La semaine dernière, une lettre ouverte de pédiatres ainsi qu’une intervention à Tout le monde en parle du Dr Guy Falardeau et de la Dre Valérie Labbé est venue une nouvelle fois rappeler les dérives du modèle biomédical, un modèle basé sur la médicalisation et l’individualisation des problèmes de santé. Cette phrase de la Dre Labbé en résume en quelque sorte l’essence : « Le problème, c’est qu’on retrouve vraiment plein de problématiques, mais on n’a qu’une seule pilule à donner. »

Les études du sociologue Peter Conrad démontrent bien que la médicalisation correspond à un basculement d’enjeux sociaux dans le champ du médical. Il s’agit, écrit-il, d’« un processus socioculturel qui peut, ou non, impliquer le corps médical, mener à un contrôle social des traitements médicaux exercés par les médecins, ou résulter d’une expansion délibérée de la profession médicale ». Cette dérive de l’entreprise médicale affirme ainsi pouvoir non plus uniquement soigner les individus, mais bien gérer leur santé. Le fonctionnement même de l’exigence thérapeutique se confond ainsi à des pratiques de régulation et de contrôle social qui à l’heure actuelle semblent converger vers une médicalisation des comportements. Ces pratiques médicales ne sont pas neutres. Elles visent à établir des normes toujours plus élevées et exigeantes, elles établissent des barèmes de la personne raisonnable en société.

L’utilisation d’approches non médicales complémentaires ou alternatives à la prise de médicaments est régulièrement mise de côté (psychothérapie, relaxation, yoga, prescriptions sociales, etc.) faute de moyens, et ce, au profit d’une réponse « rapide et efficace ». Exit les conditions socio-économiques sur la compréhension des causes.

L’individualisation

Évidemment, les médicaments sont nécessaires afin de régler des problèmes de santé physique et mentale. En revanche, comme l’ont observé Luc Bonneville et Jean-Guy Lacroix, depuis quelques années, au Québec, la solution pharmacologique est trop souvent utilisée de manière outrancière. L’accroissement de prescriptions de médicaments pour contrer les problèmes de TDAH (trouble déficitaire de l’attention avec ou sans hyperactivité) est emblématique de cette logique systémique de médicamentation excessive des troubles individuels, qui sont parfois plutôt rattachés à des problèmes sociaux. De plus, loin d’évaluer l’ensemble des causes sociales et les déterminants sociaux desdits comportements problématiques, cette lecture biomédicale a pour effet pervers d’individualiser ces pathologies, et par-là de rendre acceptable la prescription aux yeux de la société, et à exonérer l’État de ses responsabilités socio-sanitaires envers les enfants et leurs parents. La médication est ainsi un choix sous contraintes. Elle amène aussi à culpabiliser les individus et leurs proches, les familles qui doutent et bien parfois résistent à cette pression sociale.

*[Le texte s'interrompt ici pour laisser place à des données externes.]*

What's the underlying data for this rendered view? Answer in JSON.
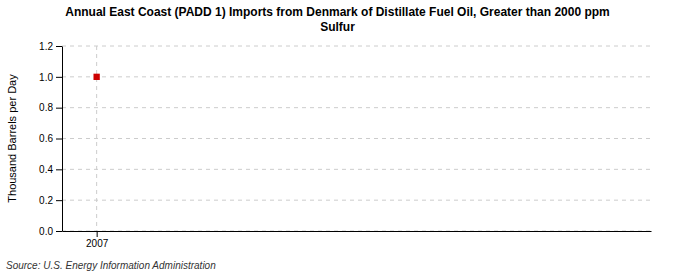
{
  "chart_data": {
    "type": "scatter",
    "title": "Annual East Coast (PADD 1) Imports from Denmark of Distillate Fuel Oil, Greater than 2000 ppm\nSulfur",
    "ylabel": "Thousand Barrels per Day",
    "annotations": [
      "Source: U.S. Energy Information Administration"
    ],
    "x": [
      2007
    ],
    "values": [
      1.0
    ],
    "color": "#cc0000",
    "marker": "square",
    "xlim": [
      2006.5,
      2015.0
    ],
    "xticks": [
      2007
    ],
    "ylim": [
      0.0,
      1.2
    ],
    "yticks": [
      {
        "value": 0.0,
        "label": "0.0"
      },
      0.2,
      0.4,
      0.6,
      0.8,
      {
        "value": 1.0,
        "label": "1.0"
      },
      1.2
    ],
    "grid": true
  }
}
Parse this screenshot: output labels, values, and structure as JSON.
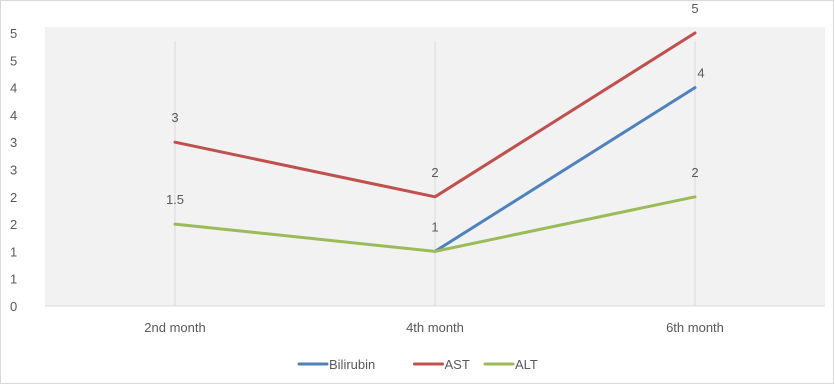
{
  "chart_data": {
    "type": "line",
    "title": "",
    "xlabel": "",
    "ylabel": "",
    "categories": [
      "2nd month",
      "4th month",
      "6th month"
    ],
    "y_tick_labels": [
      "0",
      "1",
      "1",
      "2",
      "2",
      "3",
      "3",
      "4",
      "4",
      "5",
      "5"
    ],
    "ylim": [
      0,
      5
    ],
    "grid": "vertical drop lines at categories",
    "legend_position": "bottom",
    "series": [
      {
        "name": "Bilirubin",
        "color": "#4f81bd",
        "values": [
          null,
          1,
          4
        ],
        "data_labels": [
          "",
          "",
          "4"
        ]
      },
      {
        "name": "AST",
        "color": "#c0504d",
        "values": [
          3,
          2,
          5
        ],
        "data_labels": [
          "3",
          "2",
          "5"
        ]
      },
      {
        "name": "ALT",
        "color": "#9bbb59",
        "values": [
          1.5,
          1,
          2
        ],
        "data_labels": [
          "1.5",
          "1",
          "2"
        ]
      }
    ]
  }
}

La médicalisation du social se traduit ainsi par la place que le médical occupe dans nos vies quotidiennes soumises à un rythme de plus en plus effréné, à la performance de soi, à l’accélération et à l’efficacité au travail comme dans la vie. L’augmentation des diagnostics a de quoi nous inquiéter. Or, en circonscrivant le problème à la personne qui le vit, à l’enfant « inattentif, impulsif, hyperactif », sans regarder les causes extérieures, les conditions socio-économiques, la surcharge des parents, des enseignantes et enseignants, et les sociétés dans lesquelles elles ou ils évoluent, on individualise un problème qui dépasse bien largement le domaine médical, et par-là on en perd socialement et collectivement le contrôle. Or cela n’aurait-il pas à voir plutôt avec ces nouvelles exigences de « la santé parfaite », à cette pression de performance, aux nouveaux modes d’organisation des entreprises et des institutions publiques, à l’intensification du travail et à l’accélération de nos sociétés ?

Ce cri d’alarme des pédiatres nous rappelle une nouvelle fois à quel point nos sociétés modernes sont soumises à ce modèle dominant qui laisse très peu de place à la parole contraire. Ce cri nous invite en somme à une prise de conscience, à faire preuve de curiosité intellectuelle et à mettre en question ces « nouvelles normes médicales », à demeurer vigilantes et vigilants et surtout critiques de ces transformations sociales et de la manière dont cette entreprise médicale du « mieux-être » a pris le contrôle de nos vies.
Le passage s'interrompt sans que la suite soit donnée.